# Lithium-Akku bläht sich auf. Hlfä?



## ananas45 (26. Dezember 2006)

*Lithium-Akku bläht sich auf. Hlfä?*

Äh ja.

Der bereits genannte Akku werkelt in einen mobilen Videoplayer, hab seit neuen ziemlich viel Druck am Rückdeckel gemerkt, hab aufgeschraubt und was seh ich? Der Akku hat sich irgendwie aufgepumpt. Der Laufzeit hat sich auf sehr verkürzt... weiß einer was los ist?


----------



## Harlekin (26. Dezember 2006)

*AW: Lithium-Akku bläht sich auf. Hlfä?*



			
				ananas45 am 26.12.2006 10:10 schrieb:
			
		

> Äh ja.
> 
> Der bereits genannte Akku werkelt in einen mobilen Videoplayer, hab seit neuen ziemlich viel Druck am Rückdeckel gemerkt, hab aufgeschraubt und was seh ich? Der Akku hat sich irgendwie aufgepumpt. Der Laufzeit hat sich auf sehr verkürzt... weiß einer was los ist?


ähh...  :-o 
Das erinnert mich irgendwie an Sokis Thread mit dem brennenden Toaster   

Na der Akku ist im Arsch. Würde mal zu sehen, dass ich das Ding umtausche/loswerde.
Denn irgendwann fliegt dir das Ding um die Ohren, und das ist bestimmt nicht sehr prickelnd.


----------



## onliner (26. Dezember 2006)

*AW: Lithium-Akku bläht sich auf. Hlfä?*



			
				ananas45 am 26.12.2006 10:10 schrieb:
			
		

> Äh ja.
> 
> Der bereits genannte Akku werkelt in einen mobilen Videoplayer, hab seit neuen ziemlich viel Druck am Rückdeckel gemerkt, hab aufgeschraubt und was seh ich? Der Akku hat sich irgendwie aufgepumpt. Der Laufzeit hat sich auf sehr verkürzt... weiß einer was los ist?

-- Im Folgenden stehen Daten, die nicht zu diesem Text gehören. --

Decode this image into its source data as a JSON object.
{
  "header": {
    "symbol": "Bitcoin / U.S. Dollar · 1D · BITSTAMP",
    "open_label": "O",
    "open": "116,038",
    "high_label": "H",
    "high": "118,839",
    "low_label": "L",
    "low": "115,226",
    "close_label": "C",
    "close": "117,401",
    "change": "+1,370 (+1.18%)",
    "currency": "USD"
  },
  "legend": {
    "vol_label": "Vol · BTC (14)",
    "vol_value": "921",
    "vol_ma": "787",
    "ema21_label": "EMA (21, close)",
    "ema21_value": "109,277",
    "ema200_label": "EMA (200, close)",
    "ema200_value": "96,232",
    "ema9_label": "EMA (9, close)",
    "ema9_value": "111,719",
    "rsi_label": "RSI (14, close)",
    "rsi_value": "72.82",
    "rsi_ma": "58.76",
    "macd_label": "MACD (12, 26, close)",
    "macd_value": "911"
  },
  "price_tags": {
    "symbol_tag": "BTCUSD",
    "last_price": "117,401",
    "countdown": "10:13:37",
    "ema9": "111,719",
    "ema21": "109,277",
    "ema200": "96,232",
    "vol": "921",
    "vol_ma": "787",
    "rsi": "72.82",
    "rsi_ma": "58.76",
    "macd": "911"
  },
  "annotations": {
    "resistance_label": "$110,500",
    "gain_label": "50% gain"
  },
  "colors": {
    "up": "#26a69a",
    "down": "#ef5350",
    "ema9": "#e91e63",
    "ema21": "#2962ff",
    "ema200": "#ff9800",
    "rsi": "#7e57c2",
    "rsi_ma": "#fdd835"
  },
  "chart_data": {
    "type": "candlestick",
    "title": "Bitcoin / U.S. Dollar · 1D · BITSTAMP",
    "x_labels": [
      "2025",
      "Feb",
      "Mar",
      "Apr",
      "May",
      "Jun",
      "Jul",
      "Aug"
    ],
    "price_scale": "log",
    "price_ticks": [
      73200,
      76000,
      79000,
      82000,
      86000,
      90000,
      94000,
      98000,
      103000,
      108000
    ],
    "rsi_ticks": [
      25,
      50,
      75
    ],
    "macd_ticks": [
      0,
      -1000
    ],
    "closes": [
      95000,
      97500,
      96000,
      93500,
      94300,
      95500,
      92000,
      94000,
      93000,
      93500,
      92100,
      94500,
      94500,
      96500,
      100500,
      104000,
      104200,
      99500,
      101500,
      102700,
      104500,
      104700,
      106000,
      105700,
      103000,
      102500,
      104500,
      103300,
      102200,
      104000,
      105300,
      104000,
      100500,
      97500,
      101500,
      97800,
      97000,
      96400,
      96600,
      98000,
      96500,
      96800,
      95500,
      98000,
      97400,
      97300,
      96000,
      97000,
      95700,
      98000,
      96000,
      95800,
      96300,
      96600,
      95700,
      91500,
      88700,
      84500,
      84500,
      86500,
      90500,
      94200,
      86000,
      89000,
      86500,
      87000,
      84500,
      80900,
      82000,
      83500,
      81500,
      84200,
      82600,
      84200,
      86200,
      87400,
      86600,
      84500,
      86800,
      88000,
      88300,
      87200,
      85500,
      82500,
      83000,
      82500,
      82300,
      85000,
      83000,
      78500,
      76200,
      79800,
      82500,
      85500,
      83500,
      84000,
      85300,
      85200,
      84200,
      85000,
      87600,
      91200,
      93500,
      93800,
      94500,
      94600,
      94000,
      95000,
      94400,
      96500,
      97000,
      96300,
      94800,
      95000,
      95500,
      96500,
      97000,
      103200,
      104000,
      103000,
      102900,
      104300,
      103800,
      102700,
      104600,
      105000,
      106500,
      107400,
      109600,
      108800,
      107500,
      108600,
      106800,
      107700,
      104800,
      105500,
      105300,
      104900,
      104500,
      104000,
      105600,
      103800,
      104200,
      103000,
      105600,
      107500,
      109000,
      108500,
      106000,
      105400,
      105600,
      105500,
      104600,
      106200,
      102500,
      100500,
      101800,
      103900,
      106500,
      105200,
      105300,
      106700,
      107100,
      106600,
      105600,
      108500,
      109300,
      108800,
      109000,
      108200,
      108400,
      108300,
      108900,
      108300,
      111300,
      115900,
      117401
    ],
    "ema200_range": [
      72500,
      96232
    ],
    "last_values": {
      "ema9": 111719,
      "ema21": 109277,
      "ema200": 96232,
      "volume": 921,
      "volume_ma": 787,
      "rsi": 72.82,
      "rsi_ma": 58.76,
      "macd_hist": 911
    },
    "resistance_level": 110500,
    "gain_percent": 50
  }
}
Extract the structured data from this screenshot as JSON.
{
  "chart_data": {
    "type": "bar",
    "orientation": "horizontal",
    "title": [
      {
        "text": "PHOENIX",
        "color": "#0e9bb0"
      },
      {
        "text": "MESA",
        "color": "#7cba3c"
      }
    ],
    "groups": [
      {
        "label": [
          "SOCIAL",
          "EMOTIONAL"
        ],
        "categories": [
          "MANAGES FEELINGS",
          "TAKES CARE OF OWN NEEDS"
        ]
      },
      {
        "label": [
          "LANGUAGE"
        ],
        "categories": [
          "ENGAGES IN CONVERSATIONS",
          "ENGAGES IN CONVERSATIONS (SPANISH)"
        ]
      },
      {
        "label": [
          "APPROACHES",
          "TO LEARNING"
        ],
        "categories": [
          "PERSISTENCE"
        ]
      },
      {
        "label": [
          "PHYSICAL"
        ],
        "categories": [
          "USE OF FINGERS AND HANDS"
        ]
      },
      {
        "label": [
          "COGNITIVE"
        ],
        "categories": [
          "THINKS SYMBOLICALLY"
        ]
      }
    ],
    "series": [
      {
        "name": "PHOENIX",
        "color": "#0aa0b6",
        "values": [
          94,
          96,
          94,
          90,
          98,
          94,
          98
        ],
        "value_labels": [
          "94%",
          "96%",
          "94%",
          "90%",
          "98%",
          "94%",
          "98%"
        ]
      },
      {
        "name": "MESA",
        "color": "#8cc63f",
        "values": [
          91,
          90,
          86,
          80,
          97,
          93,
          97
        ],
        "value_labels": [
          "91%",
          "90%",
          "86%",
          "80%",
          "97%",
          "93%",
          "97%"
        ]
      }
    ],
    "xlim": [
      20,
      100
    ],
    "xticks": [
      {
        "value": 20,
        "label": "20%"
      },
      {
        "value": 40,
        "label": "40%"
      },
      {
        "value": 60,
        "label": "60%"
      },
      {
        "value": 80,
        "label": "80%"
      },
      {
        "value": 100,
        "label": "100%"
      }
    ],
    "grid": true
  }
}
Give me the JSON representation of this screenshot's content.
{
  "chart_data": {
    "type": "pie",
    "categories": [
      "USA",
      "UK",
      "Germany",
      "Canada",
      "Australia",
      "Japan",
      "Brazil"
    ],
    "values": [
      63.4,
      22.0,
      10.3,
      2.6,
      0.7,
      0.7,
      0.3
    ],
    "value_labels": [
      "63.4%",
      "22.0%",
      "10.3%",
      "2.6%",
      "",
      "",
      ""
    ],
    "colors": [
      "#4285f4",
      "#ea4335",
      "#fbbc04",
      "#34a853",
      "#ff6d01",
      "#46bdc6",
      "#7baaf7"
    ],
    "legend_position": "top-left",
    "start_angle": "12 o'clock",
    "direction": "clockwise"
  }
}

Nun, wie du es wohl im Hinterköpfchen vermuten wirst ist dein Akku hinüber :-/

Stell deine frage mal Google und du wirst bei vielen das selbige Problem lesen.


----------



## ananas45 (27. Dezember 2006)

*AW: Lithium-Akku bläht sich auf. Hlfä?*

joa.

achja, sorry für die vage beschreibung gestern, ich hatte es eilig   

joa, also der besagte Akku ist halt im Isolierpapier verpackt, hat also keine Hartplastikgehäuse oder so. Hab den Player gestern Morgen in eine kleine Schublade reingepackt, als ich dann am Abend zurückkam und die Schublade aufgemacht hab kam mir ein... keine Ahnung wie ichs beschreiben soll... so peroliumähnlicher Geruch entgegen. Kann ich nun davon ausgehen dass dat Ding nicht ganz dicht ist?   
Auf jeden Fall spielt die Laufzeitanzeige verrückt, rutscht von 90% gleich auf 6% und ist irgendwann bei null, und der Player spielt dann noch ewig weiter   
Den Deckel hinten kann man jetzt gar nicht mehr zumachen, so breit hat sich der Akku gemacht   
Naja... dann geh ich maal davon aus dass der Akku schrott ist.
Umtauschen kann ich das Dingen noch, müsste aber einen langen Trip nach Osten machen   alternativ kann man son Akkupack auch austauschen, ist ja nur rangelötet... ich merk mir die Pole, die Spannung kann man ja mehr oder weniger ausmessen (steht glaub ich auch in irgendeinen Wisch drin) und nun müsst ich noch wissen wo man sich son Ding hier besorgen kann. 
Aber schlimmstenfalls wart ich bis zum nächsten China-Trip, da ist die Garantie bestimmt schon gelaufen, aber son Akku gibts beim Elektroläden (nur 3 Stockwerke, wie erbärmlich   ) um die Ecke.

mfg
Ice


----------



## Herbboy (27. Dezember 2006)

*AW: Lithium-Akku bläht sich auf. Hlfä?*



			
				ananas45 am 27.12.2006 12:04 schrieb:
			
		

> Naja... dann geh ich maal davon aus dass der Akku schrott ist.
> Umtauschen kann ich das Dingen noch, müsste aber einen langen Trip nach Osten machen


 hast das ding aucs china, oder was...? [ah ja, in der tat...]   ein gefälschter ipod oder so? tja, wenn du wirklich auf billig-ware oder gar fälschung reingefallen bist und die miese quali nicht schon bem gebrauch (sound...) bemerkt hast, dann spätestens jetzt... 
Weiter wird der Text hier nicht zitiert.